The snake was thirsty and asked the elephant the way to the distant water hole. The elephant kindly pointed the way. On another day, the elephant could find no fruit and asked the snake if there were any in the trees. 'Yes', smirked the snake but would not tell the elephant where. A year later, in the next dry season, the snake was thirsty again and asked the elephant to point the way to the water hole. 'No', said the elephant. 

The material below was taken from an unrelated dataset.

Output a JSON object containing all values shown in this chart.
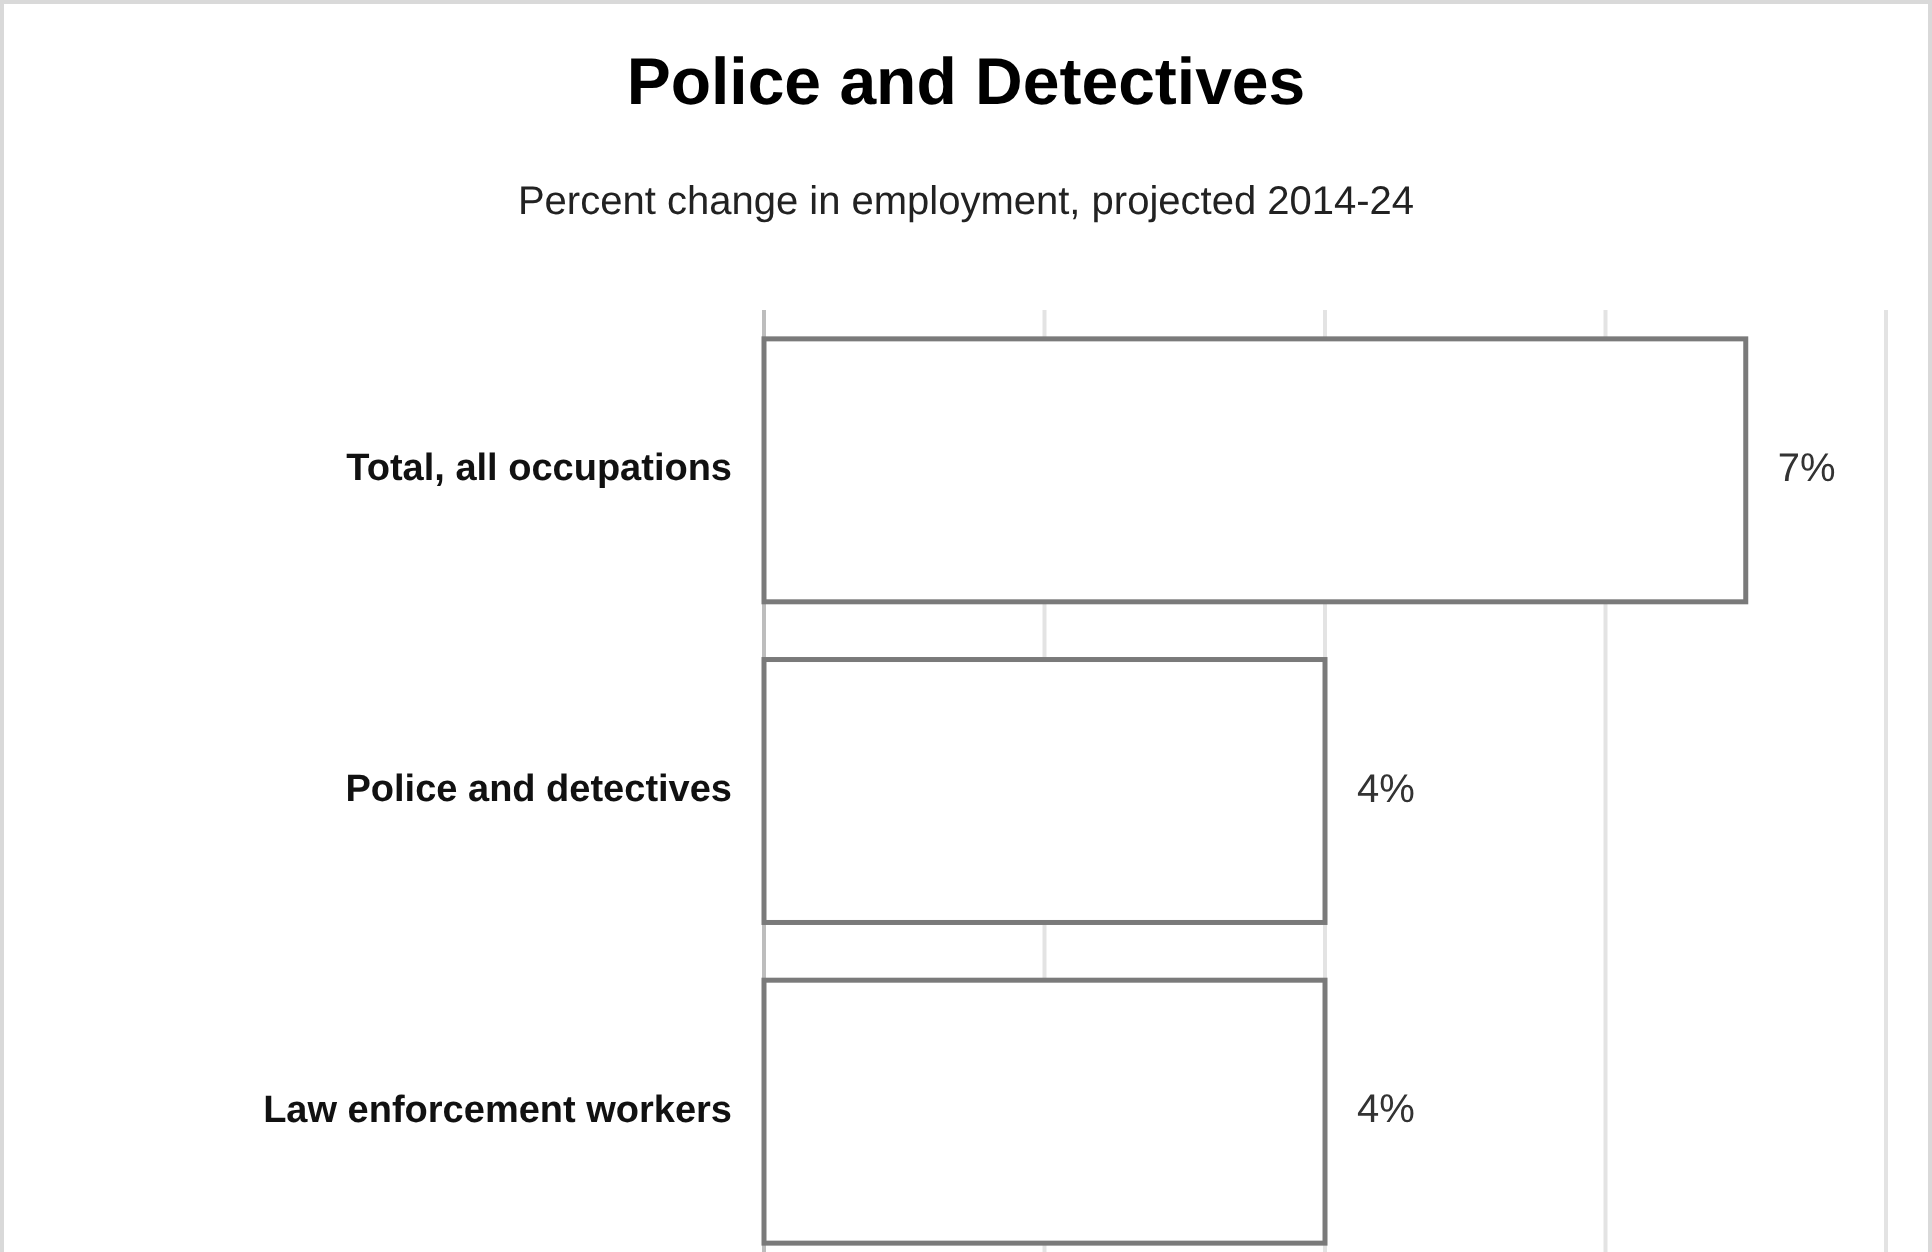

One day, Mr. Fox was particularly hungry, and, being a clever old so-and-so, he  he raided the hen house, ignoring their terrified shrieks as he gobbled them all down. He laughed as he waddled home and laughed as he heard the farmer had given up and left. He slept for a long time and woke up hungry, but there were no chickens left.

Discussion

By putting animals in the leading roles, the fable makes a difficult teaching point easier to accept. Yet we still associate with the animals as they are given human qualities.

Fables are often short, making their point clear (which is often important for children) and also making them easier to remember and tell others. Children find magical creatures easier to believe than adults, making the fable even more powerful for them.

There are a number of stereotypes for animals in fables. Owls are wise, foxes are cunning, elephants have a good memory, and so on. Some come from Aesop's original tales. Some are even biblical, such as the slippery, evil snake.

The word 'fable', of course, is the root of the word 'fabulous'. And it would be fabulous indeed if animals were wise and talked.